Tuesday, July 3, 2012

Vacuum Cleaners

In my dining room, under the table is a Persian style rug. It's large, very close napped, brought back with us from the wilds of Costco (I think) where it was made of genuine polyester. The rug grabs and holds cat hair like nothing else I've ever seen. I keep expecting the cats that inevitably lie on it to be stuck there, meowing pitifully, until some kind human slowly peels them up from the rug like velcro and sends them on their way, leaving a perfect cat-shaped fur patch, like the shadows from the Hiroshima bombing.

This rug is where vacuums go to die.

Cheap Chinese Hoover? Destroyed in 2 years. Uber-expensive Miele? simply refuses to clean it. "Nein." it says. "Ich will nicht mein Leben riskieren, um diese zu reinigen." (The Miele is a bit finicky like that. I really don't recommend them.) This is the rug I had in mind whilst garage-sale shopping. This is the rug for which I bought a Kirby.

Kirby vacuums, for those who've not heard, are one of those weird throw-back products. They are vacuums engineered like tanks, sold by door-to-door salesmen just as they have been for nearly a century. The Generation 4 I bought, made sometime between 1993 and 1997 was probably a $1500 vacuum when it was new. I gave 50 bucks for it. New bags? No problem. Genuine Kirby, from a dealer at Amazon. New power-head drive belts? Again, no problem, factory new, from a different dealer at Amazon. Most vacuum places I've seen online will service Kirbys, and the array of spare parts for them is astonishing. Power head rollers, belts, bags, hoses, cords, motors, power-assist system, you can even replace the wheels, for pete's sake. Ours, to be frank, stunk when it ran. Well hell, I can fix that.
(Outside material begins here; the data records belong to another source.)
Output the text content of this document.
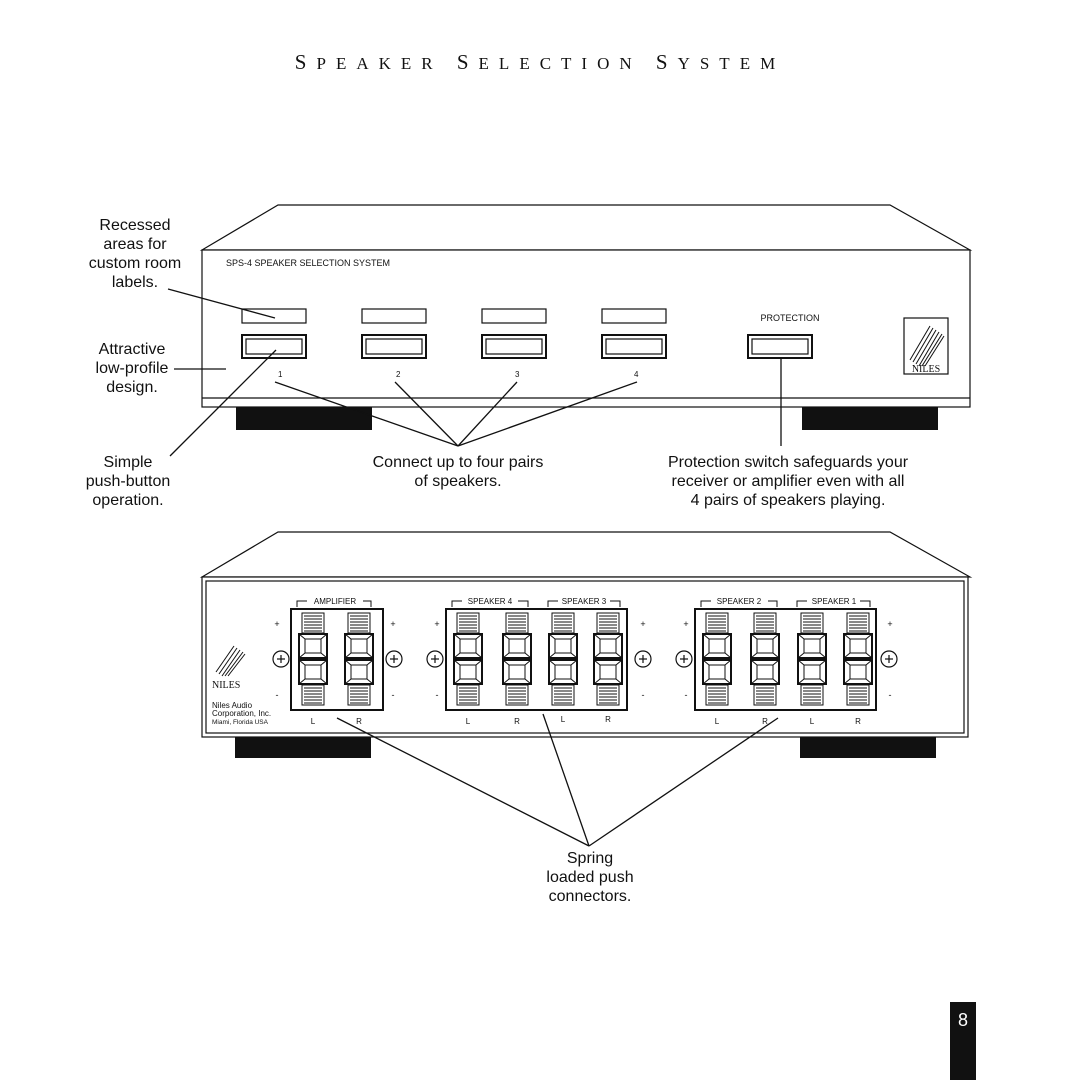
SPEAKER SELECTION SYSTEM
SPS-4 SPEAKER SELECTION SYSTEM
PROTECTION
1	2	3	4	NILES
AMPLIFIER	SPEAKER 4	SPEAKER 3	SPEAKER 2	SPEAKER 1
+	+	+	+	+	+
-	-	-	-	-	-
L	R	L	R	L	R	L	R	L	R
NILES
Niles Audio
Corporation, Inc.
Miami, Florida USA
Recessed
areas for
custom room
labels.
Attractive
low-profile
design.
Simple
push-button
operation.
Connect up to four pairs
of speakers.
Protection switch safeguards your
receiver or amplifier even with all
4 pairs of speakers playing.
Spring
loaded push
connectors.
8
New bags, new power drive belt, clean 20 years accumulated dog hair out of the power head, and darned if I needed /any/ tools to do it. Not even a screwdriver. Everything works properly now and the machine doesn't reek of dog-hair-and-rubber-tires-on-fire.

But the question remained, does it suck?

Ladies and gentlemen, it does, indeed suck. That 20 or 30 pound aluminum behemoth, with its variable speed power drive (akin to my lawnmower) goes over that rug and leaves a swath of clean, cat-hair-free polyester in its wake. It digs crud out of our berber carpets that has resisted five years of lesser vacuums. While this whole post smacks of hyperbole (because it's fun), I'm serious. This machine is impressive.

So if you are looking for a good vacuum, especially if your home is all on one floor (the blasted thing is heavy), keep your eyes open for a Kirby. I don't think I'd buy one new at full price unless I was really flush, but a 20 year old model for 1/30th the price plus some TLC? Might be just the trick.